Ukraine / Syria – 31 March 2022
Russia says it has signed up some 16,000 recruits from the Middle East to fight with its forces in Ukraine. Social media in Syria has been flooded with requests for people to join Russian troops in return for up to $7,000 for deployment. One former Syrian regime soldier who has been offered thousands of dollars to fight in the war told BBC News Arabic that his country's broken economy means hundreds of Syrians are putting themselves forward.
United Kingdom (UK) – 31 March 2022
A Metropolitan police officer has been charged with grievous bodily harm after a black man was shot with a Taser and left paralysed from the chest down. Jordan Walker-Brown was shot with the electronic device in May 2020 in Haringey, north London, leaving him with serious life changing injuries, including damage to his spinal cord. The decision by the CPS to bring charges against the officer, who has not been named, follows an investigation by the Independent Office for Police Conduct (IOPC) last year. The IOPC’s inquiry determined that there was an indication the officer may have committed grievous bodily harm. The constable will appear at Westminster magistrates court on 19 April.
United Kingdom (UK) / Turkey – 1 April 2022
A London-headquartered port operator could be breaching sanctions laws by allowing Russian oligarch Roman Abramovich to dock his $600m (£460m) superyacht Solaris at a port that it operates in Turkey. Legal experts said Global Ports Holding, which has been listed on the London Stock Exchange since 2007, was taking “a very big risk” by allowing a superyacht owned by a sanctioned individual to use one of its ports.

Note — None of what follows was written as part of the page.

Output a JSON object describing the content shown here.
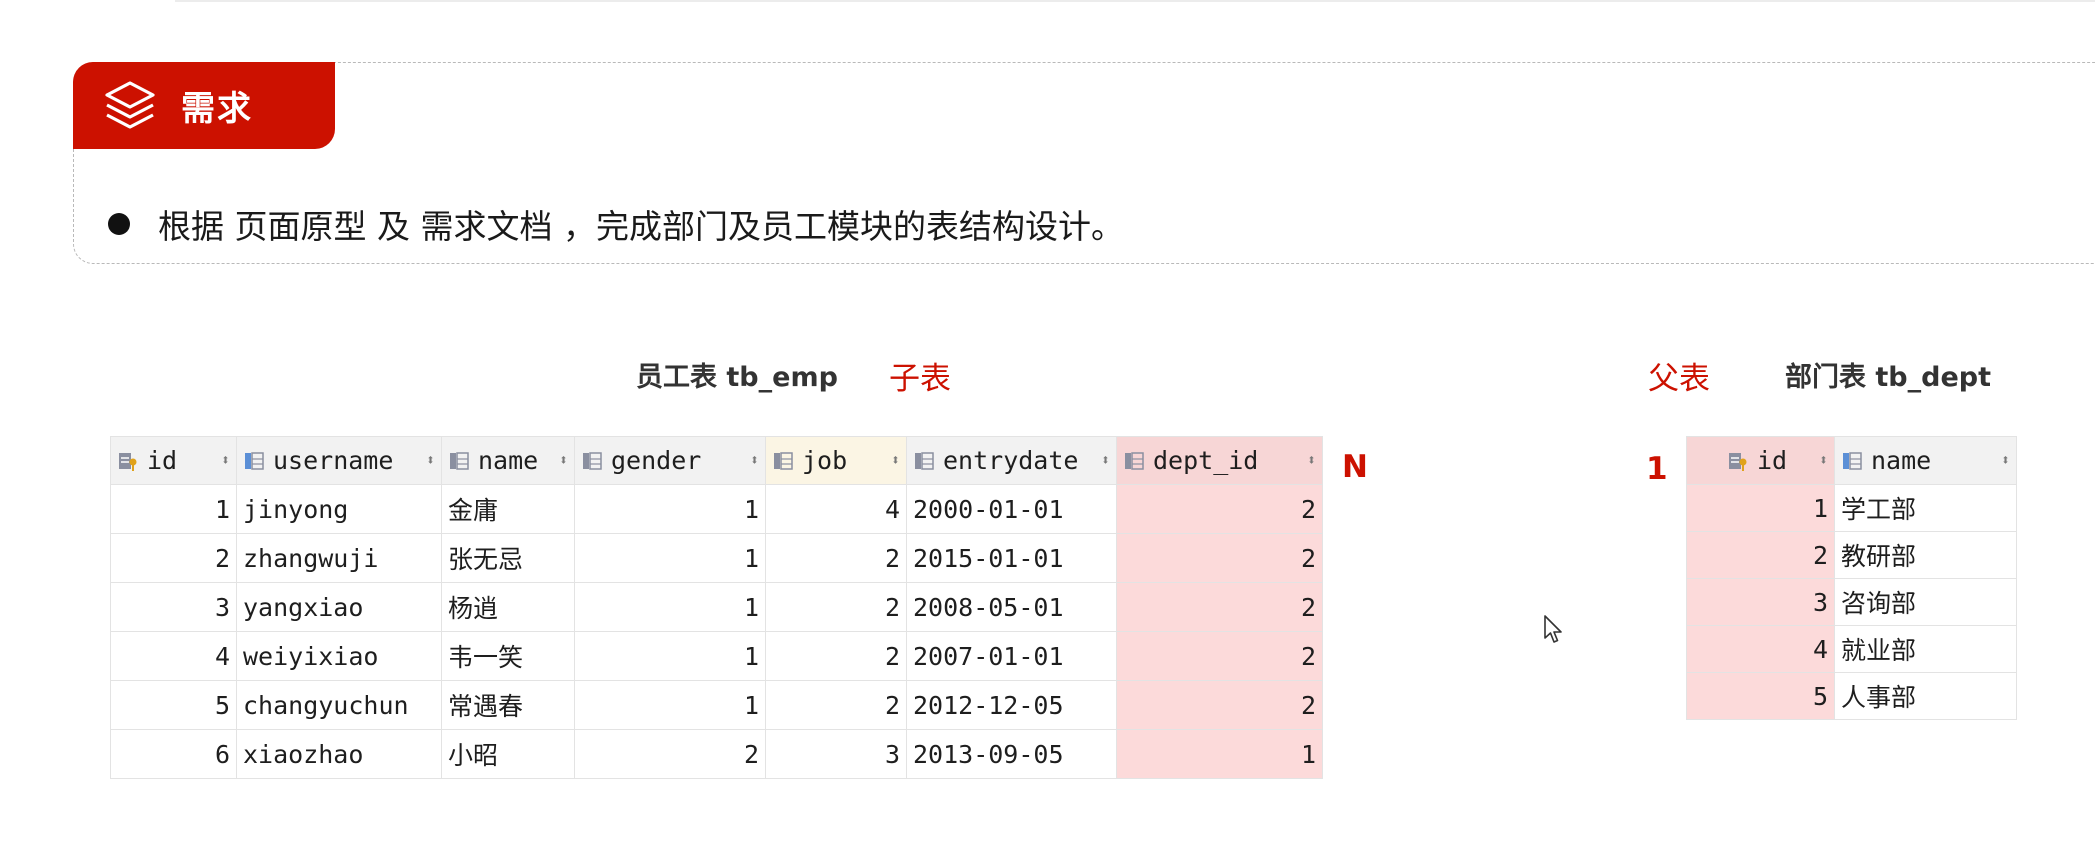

United Kingdom (UK) / Yemen – 1 April 2022
Yemen could be afflicted by an even worse humanitarian catastrophe if the UK government goes ahead with a plan to designate the Houthi rebels as a terrorist group, leading aid agencies have warned cabinet ministers in a letter. The 11 UK agencies are some of those most active in Yemen, and include Save the Children, Care, the International Rescue Committee and Islamic Relief. In the letter seen by the Guardian, the agencies said: “The likely ‘chilling effect’ on banks and other commercial actors could prove catastrophic for the millions of Yemenis already at risk from hunger, conflict and disease.”
Turkey / Saudi Arabia – 1 April 2022
A Turkish prosecutor has asked a court in Istanbul to halt the trial in absentia of 26 Saudi nationals over the murder of Jamal Khashoggi in 2018. The prosecutor said the case should be transferred to Saudi Arabia, which has refused to extradite the defendants. Khashoggi, a Saudi journalist critical of Crown Prince Mohammed bin Salman, was killed by Saudi agents inside the country's consulate in Istanbul. The head of Amnesty International accused Turkey of "betraying" him. Khashoggi's former fiancée, Hatice Cengiz, said in a statement that she was "heartbroken" by the prosecutor's request, according to Reuters news agency. "No good will come of sending the case to Saudi Arabia," she warned. "We all know the authorities there will do nothing. How do we expect the killers to investigate themselves?"
Yemen – 1 April 2022
The United Nations envoy has said that the warring sides in Yemen’s seven-year conflict have agreed to a two-month nationwide truce, starting with the Muslim holy month of Ramadan. The UN-brokered deal on 1 April between the Saudi-led coalition and the rebel Houthi group is the most significant step yet towards ending a conflict that has killed tens of thousands and pushed millions into hunger. The last coordinated cessation of hostilities nationwide was during peace talks in 2016. Al Jazeera’s Kristen Saloomey, reporting from UN headquarters in New York, said that the truce will bring much-needed relief to Yemen after seven years of war.